When Angela Bassett lights her cheatin' husband's clothes on fire in "Waiting to Exhale," audiences cheered. Her performance as Tina Turner in "What's Love Got to Do With It" won her the Golden Globe. But my favorite role of Angela's was as Stella in "How Stella Got Her Groove Back." The fact that a young and hot Taye Diggs played her young lover was just gravy. Angela is dope! (I've been wanting to say that about someone for the longest time).
Here is my newspaper column, published today, about this stunning actress:
This sounds like a dream come true for any television show: Angela Bassett is checking into NBC's "ER" this fall for what is expected to be the long-running medical drama's last season.
Angela, the Oscar-nominated star of "What's Love Got to Do with It" and such films as "Waiting to Exhale," "How Stella Got Her Groove Back," "Strange Days," and this year's "Meet the Browns," had two good reasons for accepting her first regular series gig: son Slater Josiah and daughter Bronwyn Golden, twins born on Jan. 27, 2006.

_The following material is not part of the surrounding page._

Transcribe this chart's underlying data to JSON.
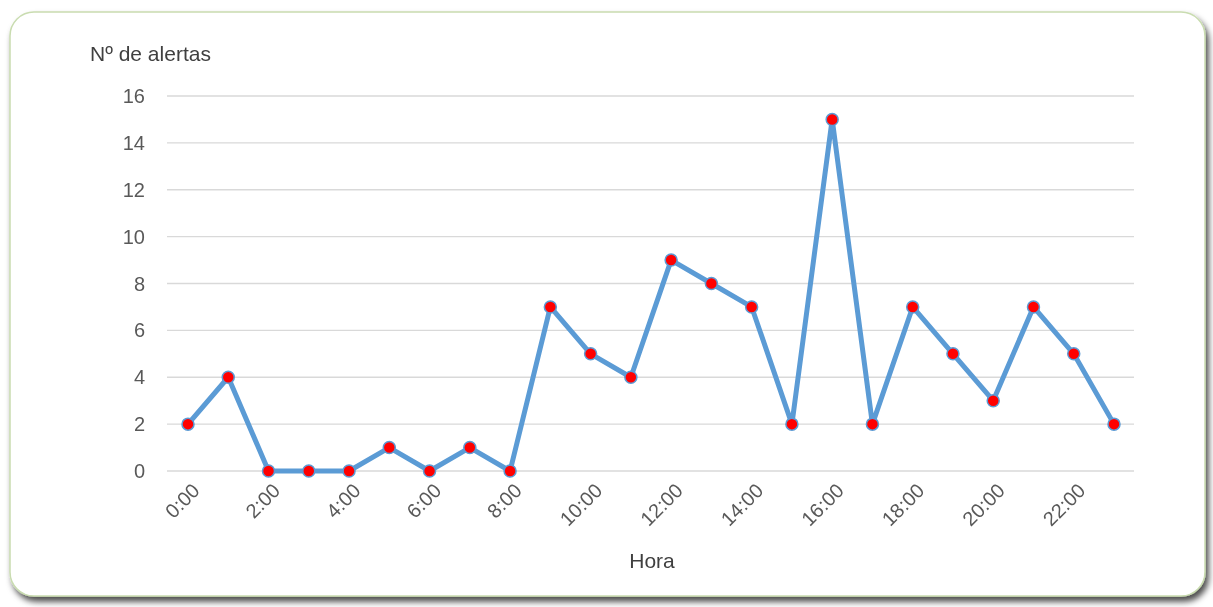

"I'm a mom now and (the set is) 15 minutes from our house, so that went into it," she said when we chatted last week. "And they promised me a great role, to work me hard, to get me wonderful, complicated stuff to do. I'm always looking for that opportunity to grow and to stretch."
Angela, who has been married to actor Courtney B. Vance for 11 years, will portray the hospital's new emergency room chief Dr. Cate Banfield.
"They've upheld the standard of excellence for 15 years," she said of the show. "I thought it would be a great company to be associated with and be a part of. It's the final year, so out with a bang."
I spoke with Angela at a brunch in Denver during the Democratic National Convention that celebrated the screening of "Gospel Hill," a film directed by Giancarlo Esposito.
"Gospel" is set in a black neighborhood where race relations are strained when residents are being forced out of their homes to make way for a multimillion-dollar golf course development.
Angela plays a woman who works to expose the profiteering of a black community leader (Esposito) who supports the project. She pushes to get her husband (Danny Glover) involved, which is a challenge because he withdrew from the community after his brother, a civil-rights leader, was assassinated three decades earlier.
"I loved the opportunity to play against Danny and to play a mature, grounded, driven, passionate, on-fire female. I was really impressed," she said. "It was a great, great time."
She was still feeling emotional after the film's screening in Denver the night before: "The way the audience responded to it - words like `divine' and `perfect' and `it had me in tears.' It was great. It's such a labor of love."